За очередным поворотом я заметил, что к стволам некоторых деревьев прикреплены (где проволокой, где скотчем) старые черно-белые фотографии.

Видимо, это такая стихийная форма поминовения близких, пронеслось в голове. Лишенные возможности найти могилу, родственники погибших пытаются хоть как-то обозначить место, куда можно приходить. Все лучше обезличенного рва, который уже давно сравняли с землей.

От взгляда на эти фотографии мне стало не по себе. И появилось жутковатое ощущение, будто за мной наблюдает множество неморгающих глаз. Чтобы избавиться от него, я свернул с основной дороги, и стал держаться ближе к забору.

Местами масляная краска на досках потрескалась и пошла пузырями. Порой встречались примитивные граффити, сделанные черным фломастером или ручкой. Судя по свежим пятнам новой краски, все эти попытки народного самовыражения оперативно ретушировались руководством объекта.

Проходя мимо очередной такой галереи, я заметил одинокую девушку. Она стояла на некотором отдалении от меня, и всматривалась в чье-то лицо на фотографии. Не обращая на меня внимания, девушка прошептала какие-то слова, и перешла к другим деревьям. У меня сложилось впечатление, будто она ищет кого-то определенного, но никак не может найти.

На вид ей было лет двадцать пять. Ростом немного ниже меня. Точеная, женственная фигура. Темные пряди волнами сбегают на хрупкие плечи. Одета в черное приталенное пальто, которое выглядит немного старомодным, но на ней смотрится актуально, и даже подчеркивает индивидуальность.

– Привет, – сказала она, подняв на меня взгляд.

– Привет, – ответил я.

У нее были умные, выразительные глаза насыщенного табачного цвета.

– Не напугала тебя?

– Если только самую малость.

По ее губам скользнула улыбка.

– Извини. Засмотрелась на эти фотографии, – она поправила сумку на плече. – Сложно поверить, что все это было по-настоящему, да?

Я кивнул.

– Сложно.

Где-то недалеко от нас послышались глухие раскаты грома. С минуты на минуту должен был начаться дождь.

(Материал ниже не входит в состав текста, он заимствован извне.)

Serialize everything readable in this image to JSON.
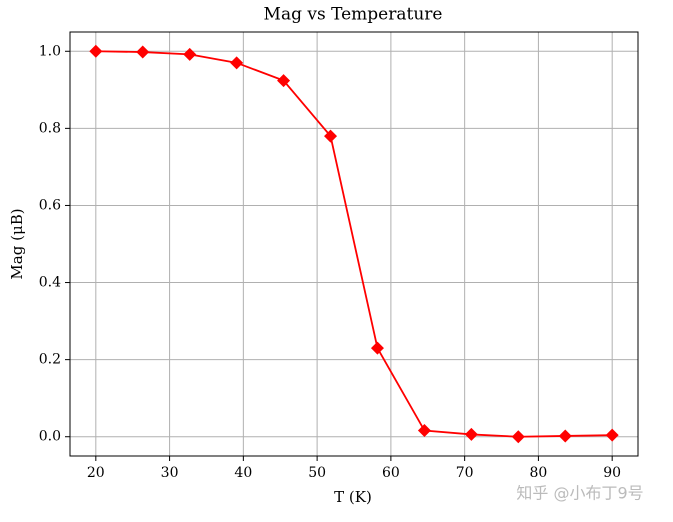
{
  "chart_data": {
    "type": "line",
    "title": "Mag vs Temperature",
    "xlabel": "T (K)",
    "ylabel": "Mag (μB)",
    "x": [
      20,
      26.36,
      32.73,
      39.09,
      45.45,
      51.82,
      58.18,
      64.55,
      70.91,
      77.27,
      83.64,
      90
    ],
    "series": [
      {
        "name": "Mag",
        "color": "#ff0000",
        "values": [
          1.0,
          0.998,
          0.992,
          0.97,
          0.924,
          0.78,
          0.23,
          0.016,
          0.006,
          0.0,
          0.002,
          0.004
        ]
      }
    ],
    "xlim": [
      16.5,
      93.5
    ],
    "ylim": [
      -0.05,
      1.05
    ],
    "xticks": [
      20,
      30,
      40,
      50,
      60,
      70,
      80,
      90
    ],
    "yticks": [
      {
        "value": 0,
        "label": "0.0"
      },
      0.2,
      0.4,
      0.6,
      0.8,
      {
        "value": 1,
        "label": "1.0"
      }
    ],
    "grid": true,
    "marker": "diamond",
    "watermark": "知乎 @小布丁9号"
  }
}
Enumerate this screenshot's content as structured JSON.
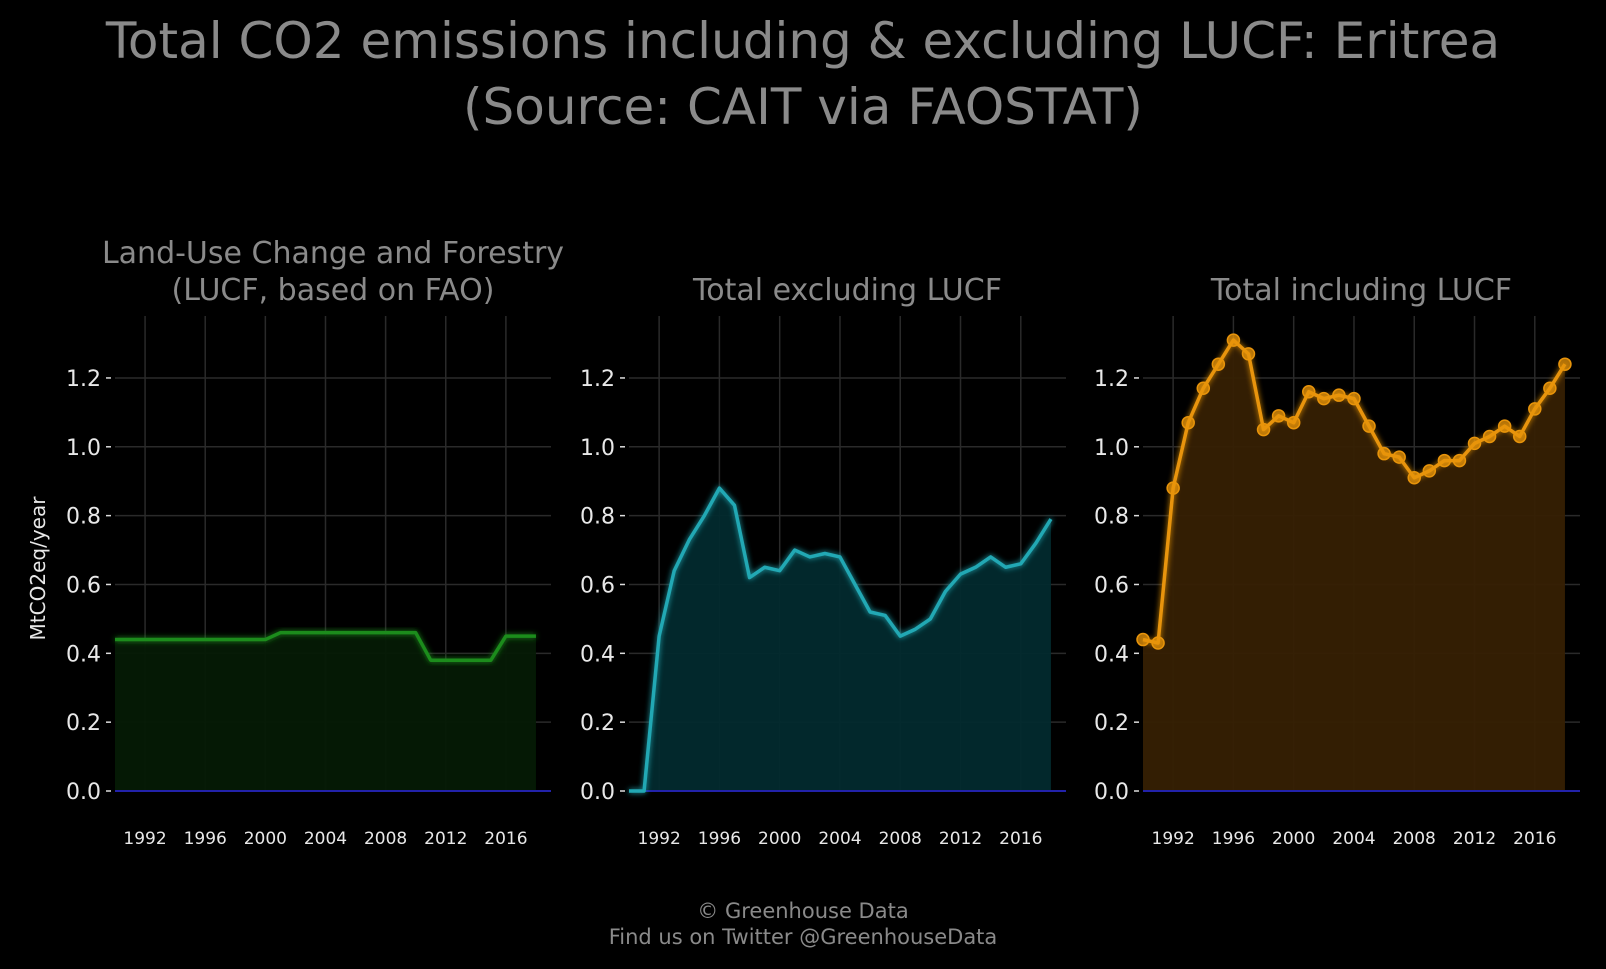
{
  "title_line1": "Total CO2 emissions including & excluding LUCF: Eritrea",
  "title_line2": "(Source: CAIT via FAOSTAT)",
  "footer_line1": "© Greenhouse Data",
  "footer_line2": "Find us on Twitter @GreenhouseData",
  "chart_data": [
    {
      "type": "area",
      "title": "Land-Use Change and Forestry\n(LUCF, based on FAO)",
      "ylabel": "MtCO2eq/year",
      "color": "#1a8c1a",
      "fill": "#051a05",
      "markers": false,
      "x": [
        1990,
        1991,
        1992,
        1993,
        1994,
        1995,
        1996,
        1997,
        1998,
        1999,
        2000,
        2001,
        2002,
        2003,
        2004,
        2005,
        2006,
        2007,
        2008,
        2009,
        2010,
        2011,
        2012,
        2013,
        2014,
        2015,
        2016,
        2017,
        2018
      ],
      "values": [
        0.44,
        0.44,
        0.44,
        0.44,
        0.44,
        0.44,
        0.44,
        0.44,
        0.44,
        0.44,
        0.44,
        0.46,
        0.46,
        0.46,
        0.46,
        0.46,
        0.46,
        0.46,
        0.46,
        0.46,
        0.46,
        0.38,
        0.38,
        0.38,
        0.38,
        0.38,
        0.45,
        0.45,
        0.45
      ],
      "xlim": [
        1990,
        2019
      ],
      "ylim": [
        0,
        1.38
      ],
      "xticks": [
        1992,
        1996,
        2000,
        2004,
        2008,
        2012,
        2016
      ],
      "yticks": [
        "0.0",
        "0.2",
        "0.4",
        "0.6",
        "0.8",
        "1.0",
        "1.2"
      ]
    },
    {
      "type": "area",
      "title": "Total excluding LUCF",
      "ylabel": "",
      "color": "#20a8b4",
      "fill": "#022a2e",
      "markers": false,
      "x": [
        1990,
        1991,
        1992,
        1993,
        1994,
        1995,
        1996,
        1997,
        1998,
        1999,
        2000,
        2001,
        2002,
        2003,
        2004,
        2005,
        2006,
        2007,
        2008,
        2009,
        2010,
        2011,
        2012,
        2013,
        2014,
        2015,
        2016,
        2017,
        2018
      ],
      "values": [
        0.0,
        0.0,
        0.45,
        0.64,
        0.73,
        0.8,
        0.88,
        0.83,
        0.62,
        0.65,
        0.64,
        0.7,
        0.68,
        0.69,
        0.68,
        0.6,
        0.52,
        0.51,
        0.45,
        0.47,
        0.5,
        0.58,
        0.63,
        0.65,
        0.68,
        0.65,
        0.66,
        0.72,
        0.79
      ],
      "xlim": [
        1990,
        2019
      ],
      "ylim": [
        0,
        1.38
      ],
      "xticks": [
        1992,
        1996,
        2000,
        2004,
        2008,
        2012,
        2016
      ],
      "yticks": [
        "0.0",
        "0.2",
        "0.4",
        "0.6",
        "0.8",
        "1.0",
        "1.2"
      ]
    },
    {
      "type": "area",
      "title": "Total including LUCF",
      "ylabel": "",
      "color": "#e8940a",
      "fill": "#362003",
      "markers": true,
      "x": [
        1990,
        1991,
        1992,
        1993,
        1994,
        1995,
        1996,
        1997,
        1998,
        1999,
        2000,
        2001,
        2002,
        2003,
        2004,
        2005,
        2006,
        2007,
        2008,
        2009,
        2010,
        2011,
        2012,
        2013,
        2014,
        2015,
        2016,
        2017,
        2018
      ],
      "values": [
        0.44,
        0.43,
        0.88,
        1.07,
        1.17,
        1.24,
        1.31,
        1.27,
        1.05,
        1.09,
        1.07,
        1.16,
        1.14,
        1.15,
        1.14,
        1.06,
        0.98,
        0.97,
        0.91,
        0.93,
        0.96,
        0.96,
        1.01,
        1.03,
        1.06,
        1.03,
        1.11,
        1.17,
        1.24
      ],
      "xlim": [
        1990,
        2019
      ],
      "ylim": [
        0,
        1.38
      ],
      "xticks": [
        1992,
        1996,
        2000,
        2004,
        2008,
        2012,
        2016
      ],
      "yticks": [
        "0.0",
        "0.2",
        "0.4",
        "0.6",
        "0.8",
        "1.0",
        "1.2"
      ]
    }
  ]
}
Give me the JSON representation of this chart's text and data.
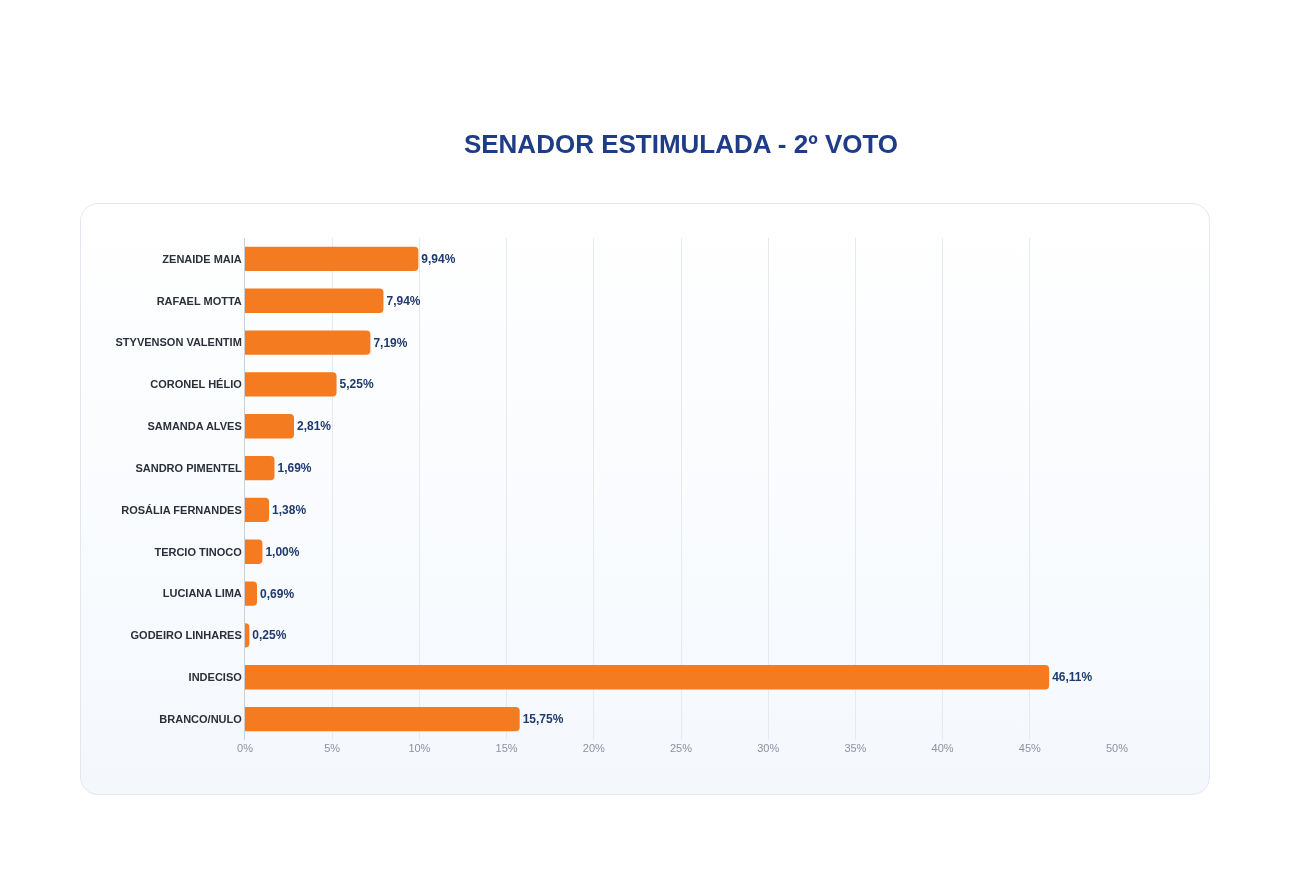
{
  "chart_data": {
    "type": "bar",
    "orientation": "horizontal",
    "title": "SENADOR ESTIMULADA - 2º VOTO",
    "categories": [
      "ZENAIDE MAIA",
      "RAFAEL MOTTA",
      "STYVENSON VALENTIM",
      "CORONEL HÉLIO",
      "SAMANDA ALVES",
      "SANDRO PIMENTEL",
      "ROSÁLIA FERNANDES",
      "TERCIO TINOCO",
      "LUCIANA LIMA",
      "GODEIRO LINHARES",
      "INDECISO",
      "BRANCO/NULO"
    ],
    "values": [
      9.94,
      7.94,
      7.19,
      5.25,
      2.81,
      1.69,
      1.38,
      1.0,
      0.69,
      0.25,
      46.11,
      15.75
    ],
    "value_labels": [
      "9,94%",
      "7,94%",
      "7,19%",
      "5,25%",
      "2,81%",
      "1,69%",
      "1,38%",
      "1,00%",
      "0,69%",
      "0,25%",
      "46,11%",
      "15,75%"
    ],
    "color": "#f47b20",
    "xlim": [
      0,
      50
    ],
    "xticks": [
      {
        "value": 0,
        "label": "0%"
      },
      {
        "value": 5,
        "label": "5%"
      },
      {
        "value": 10,
        "label": "10%"
      },
      {
        "value": 15,
        "label": "15%"
      },
      {
        "value": 20,
        "label": "20%"
      },
      {
        "value": 25,
        "label": "25%"
      },
      {
        "value": 30,
        "label": "30%"
      },
      {
        "value": 35,
        "label": "35%"
      },
      {
        "value": 40,
        "label": "40%"
      },
      {
        "value": 45,
        "label": "45%"
      },
      {
        "value": 50,
        "label": "50%"
      }
    ],
    "grid": "x"
  }
}
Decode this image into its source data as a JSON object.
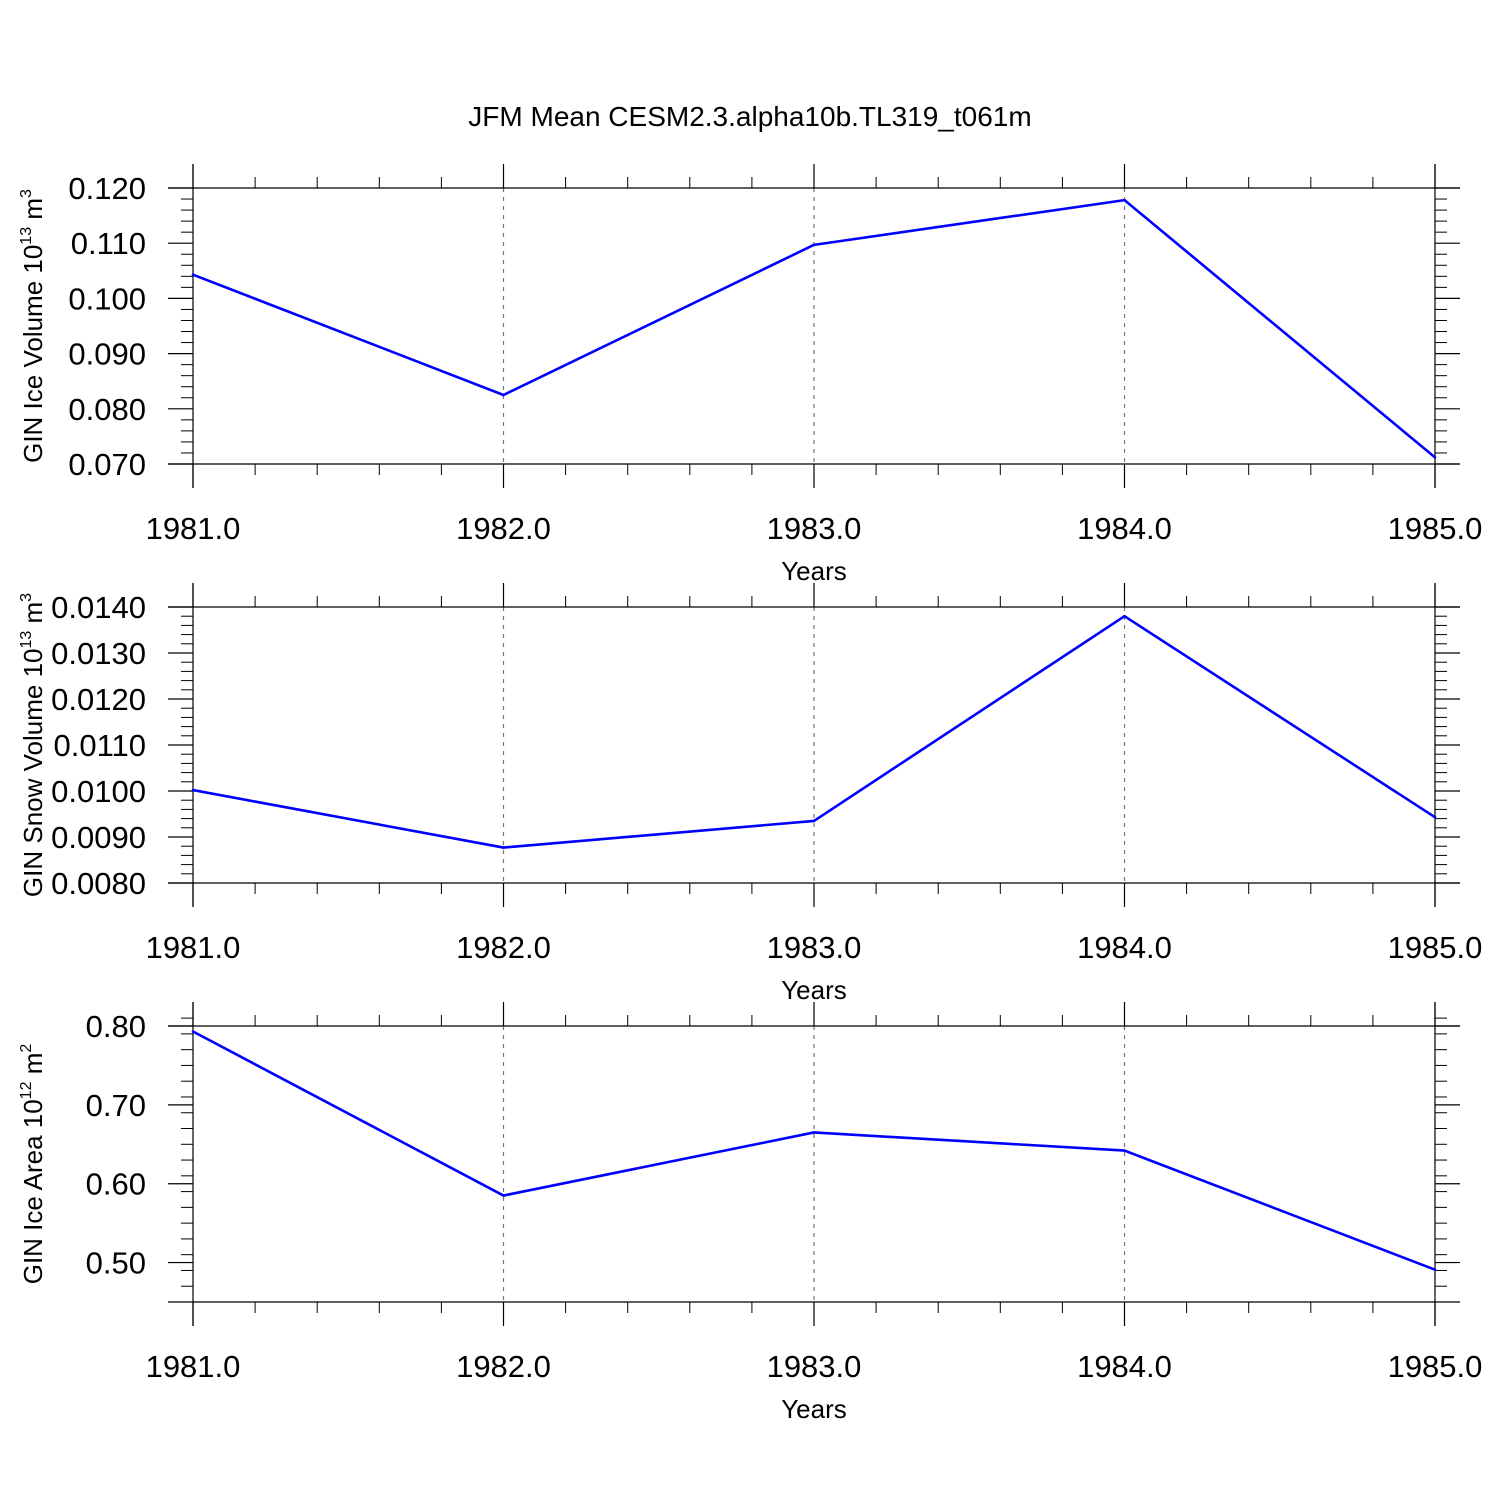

– Дина, – представилась она.

– Артем.

– Красивое имя, – сказал я.

– В честь бабушки.

Ее надломленный, будто простуженный голос, совсем не вязался с внешностью.

– Не обращай внимания, – словно прочитав мои мысли, сказала она. – Это у меня с детства. Неудачная операция на гландах.

– Тебе даже идёт.

– Да ну, брось.

– Нет, серьезно.

– Приехала с группой? – поинтересовался я.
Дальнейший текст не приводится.